Pouliot found his game lightly in his first season with the Canucks, with three goals and 22 points in 71 games, but the following year he scored just 12 points in 62 games, leaving to walk and go to the Blues at free agency. Since then, he’s been in and out of the NHL, is currently part of the Philadelphia Flyers organization, and spends the entire season with the Leigh Valley Phantoms of the AHL.
When pieces like Filip Forsberg, Tomas Hertl, Teuvo Teravainen, Tom Wilson, Colton Parayko and Jaccob Slavin fell later than Pouliot, it hurts to think what would have happened if the penguins had gone a different route.
1. Angelo Esposito (First round, 20th overall in 2007)
Choosing Esposito is one that will surely haunt penguin lovers. The Montreal-born central player was selected to finish first overall in the 2007 draft class after a whopping 39 goals, 98 points in a 57-game campaign during the 2005-06 season with the Quebec Rimparts of the Quebec Major League Hockey League (QMJHL). After a slight, but still astonishing drop, 27 goals, 79 points in 60 games, Esposito slipped to eighth place in most draft ratings, and to 20th overall in the actual draft.

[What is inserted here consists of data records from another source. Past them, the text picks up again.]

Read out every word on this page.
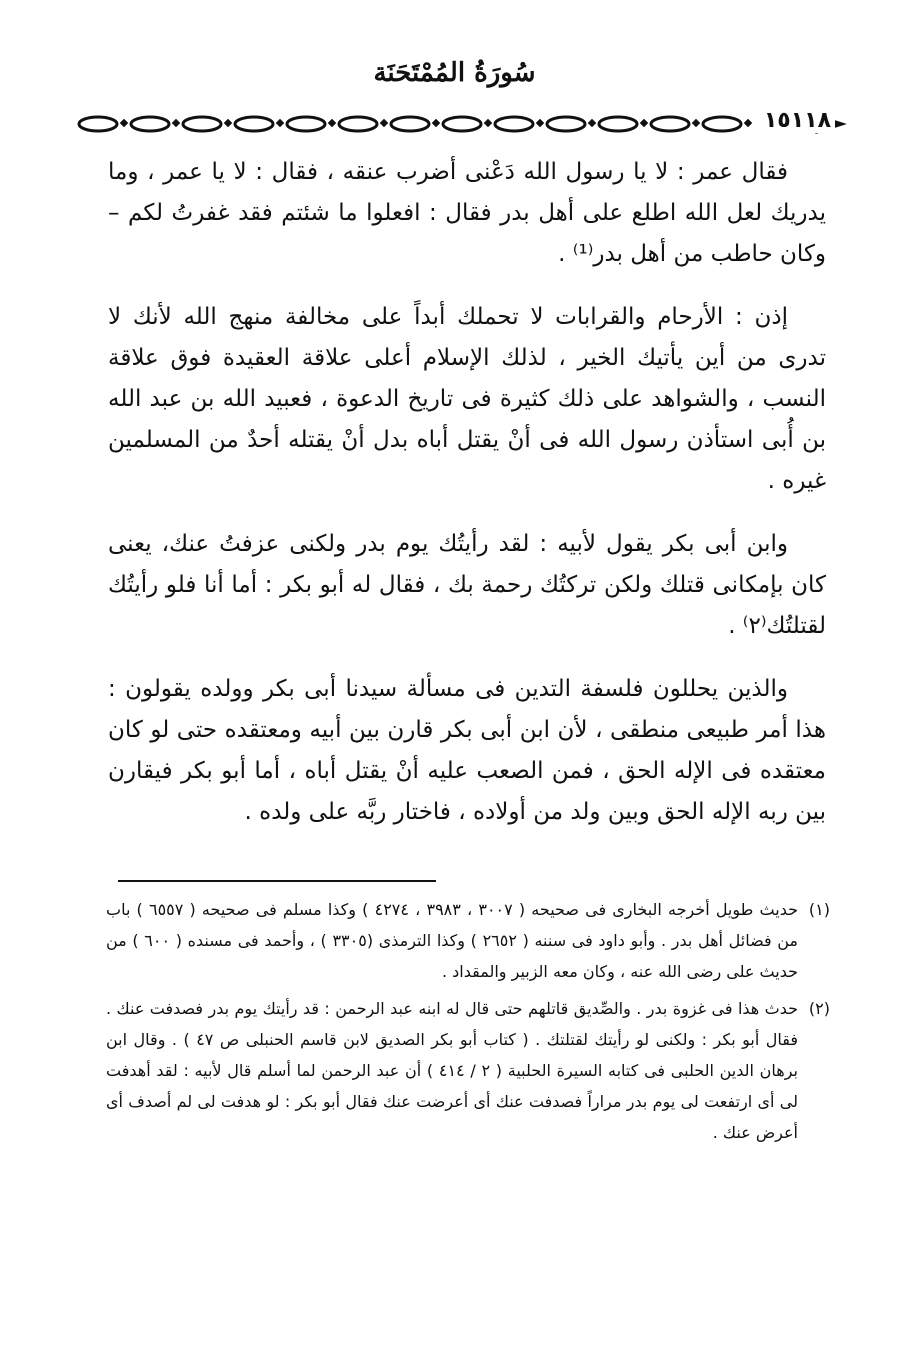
سُورَةُ المُمْتَحَنَة
١٥١١٨

فقال عمر : لا يا رسول الله دَعْنى أضرب عنقه ، فقال : لا يا عمر ، وما يدريك لعل الله اطلع على أهل بدر فقال : افعلوا ما شئتم فقد غفرتُ لكم – وكان حاطب من أهل بدر⁽¹⁾ .

إذن : الأرحام والقرابات لا تحملك أبداً على مخالفة منهج الله لأنك لا تدرى من أين يأتيك الخير ، لذلك الإسلام أعلى علاقة العقيدة فوق علاقة النسب ، والشواهد على ذلك كثيرة فى تاريخ الدعوة ، فعبيد الله بن عبد الله بن أُبى استأذن رسول الله فى أنْ يقتل أباه بدل أنْ يقتله أحدٌ من المسلمين غيره .

وابن أبى بكر يقول لأبيه : لقد رأيتُك يوم بدر ولكنى عزفتُ عنك، يعنى كان بإمكانى قتلك ولكن تركتُك رحمة بك ، فقال له أبو بكر : أما أنا فلو رأيتُك لقتلتُك⁽٢⁾ .

والذين يحللون فلسفة التدين فى مسألة سيدنا أبى بكر وولده يقولون : هذا أمر طبيعى منطقى ، لأن ابن أبى بكر قارن بين أبيه ومعتقده حتى لو كان معتقده فى الإله الحق ، فمن الصعب عليه أنْ يقتل أباه ، أما أبو بكر فيقارن بين ربه الإله الحق وبين ولد من أولاده ، فاختار ربَّه على ولده .

(١)
حديث طويل أخرجه البخارى فى صحيحه ( ٣٠٠٧ ، ٣٩٨٣ ، ٤٢٧٤ ) وكذا مسلم فى صحيحه ( ٦٥٥٧ ) باب من فضائل أهل بدر . وأبو داود فى سننه ( ٢٦٥٢ ) وكذا الترمذى (٣٣٠٥ ) ، وأحمد فى مسنده ( ٦٠٠ ) من حديث على رضى الله عنه ، وكان معه الزبير والمقداد .
(٢)
حدث هذا فى غزوة بدر . والصِّديق قاتلهم حتى قال له ابنه عبد الرحمن : قد رأيتك يوم بدر فصدفت عنك . فقال أبو بكر : ولكنى لو رأيتك لقتلتك . ( كتاب أبو بكر الصديق لابن قاسم الحنبلى ص ٤٧ ) . وقال ابن برهان الدين الحلبى فى كتابه السيرة الحلبية ( ٢ / ٤١٤ ) أن عبد الرحمن لما أسلم قال لأبيه : لقد أهدفت لى أى ارتفعت لى يوم بدر مراراً فصدفت عنك أى أعرضت عنك فقال أبو بكر : لو هدفت لى لم أصدف أى أعرض عنك .
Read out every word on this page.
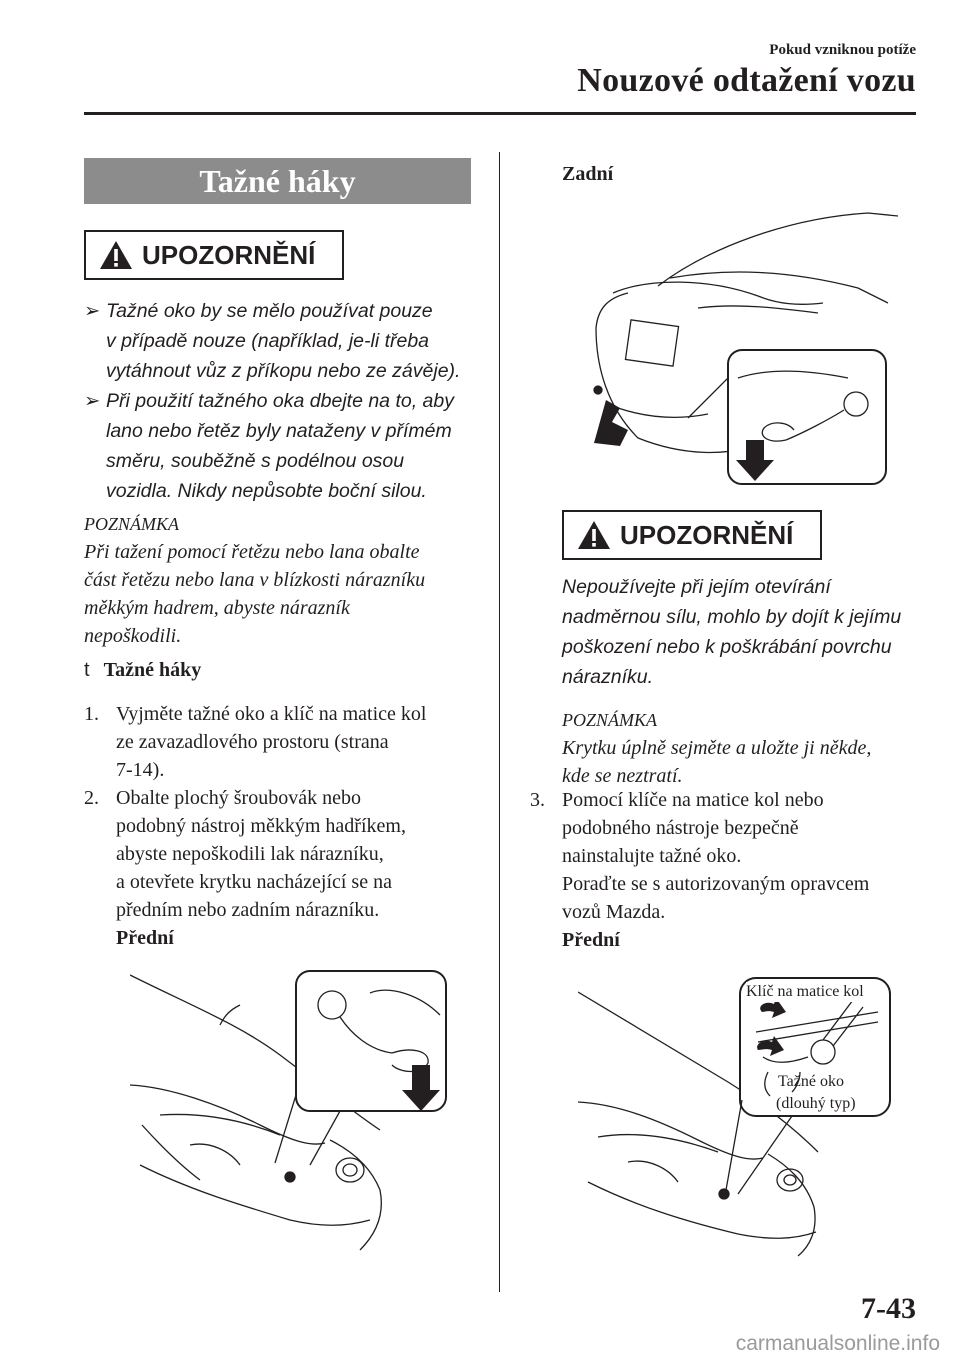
Pokud vzniknou potíže
Nouzové odtažení vozu
Tažné háky
UPOZORNĚNÍ
➢ Tažné oko by se mělo používat pouze
v případě nouze (například, je-li třeba
vytáhnout vůz z příkopu nebo ze závěje).
➢ Při použití tažného oka dbejte na to, aby
lano nebo řetěz byly nataženy v přímém
směru, souběžně s podélnou osou
vozidla. Nikdy nepůsobte boční silou.
POZNÁMKA
Při tažení pomocí řetězu nebo lana obalte
část řetězu nebo lana v blízkosti nárazníku
měkkým hadrem, abyste nárazník
nepoškodili.
t Tažné háky
1. Vyjměte tažné oko a klíč na matice kol
ze zavazadlového prostoru (strana
7-14).
2. Obalte plochý šroubovák nebo
podobný nástroj měkkým hadříkem,
abyste nepoškodili lak nárazníku,
a otevřete krytku nacházející se na
předním nebo zadním nárazníku.
Přední
Zadní
UPOZORNĚNÍ
Nepoužívejte při jejím otevírání
nadměrnou sílu, mohlo by dojít k jejímu
poškození nebo k poškrábání povrchu
nárazníku.
POZNÁMKA
Krytku úplně sejměte a uložte ji někde,
kde se neztratí.
3. Pomocí klíče na matice kol nebo
podobného nástroje bezpečně
nainstalujte tažné oko.
Poraďte se s autorizovaným opravcem
vozů Mazda.
Přední
Klíč na matice kol
Tažné oko
(dlouhý typ)
7-43
carmanualsonline.info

Esposito was transferred to Atlanta Thrashers with Eric Christensen and Colby Armstrong and the 2008 first-round pick for Pascal Dupuy and Marianne Houssa just one year after they were drafted. He spent time at AHL and ECHL for five years before finally leaving North America. He had spells in Finland, Italy and Austria before retiring in 2016 after scoring 15 goals and 38 points in 31 matches for Cortina SG in Serie A (now in the Alpine Hockey League). Just nine years after being the expected first general pick, he was retiring to a lower-level league in Europe.
Esposito pursued careers in real estate investing and politics, running for the Conservative Party at Laval in 2019, and apparently has been playing hockey for a while.
Like Pouliot, it’s strange to think what would have happened if the penguins had gone a different path, as players like Max Pacioretty, David Perron and PK Subban chose below in the draft.
The prospects are very hard to predict, with guys like Esposito and Poliot, who have been so much promoting them, are getting worse than guys like Guentzel and Letang, who weren’t even picked in the first round, it’s crazy, and it’s all about development. While the Penguins have made some poor choices, they’ve also had their fair share of steals that have helped propel them to several Stanley Cup tournaments, so it wasn’t all bad.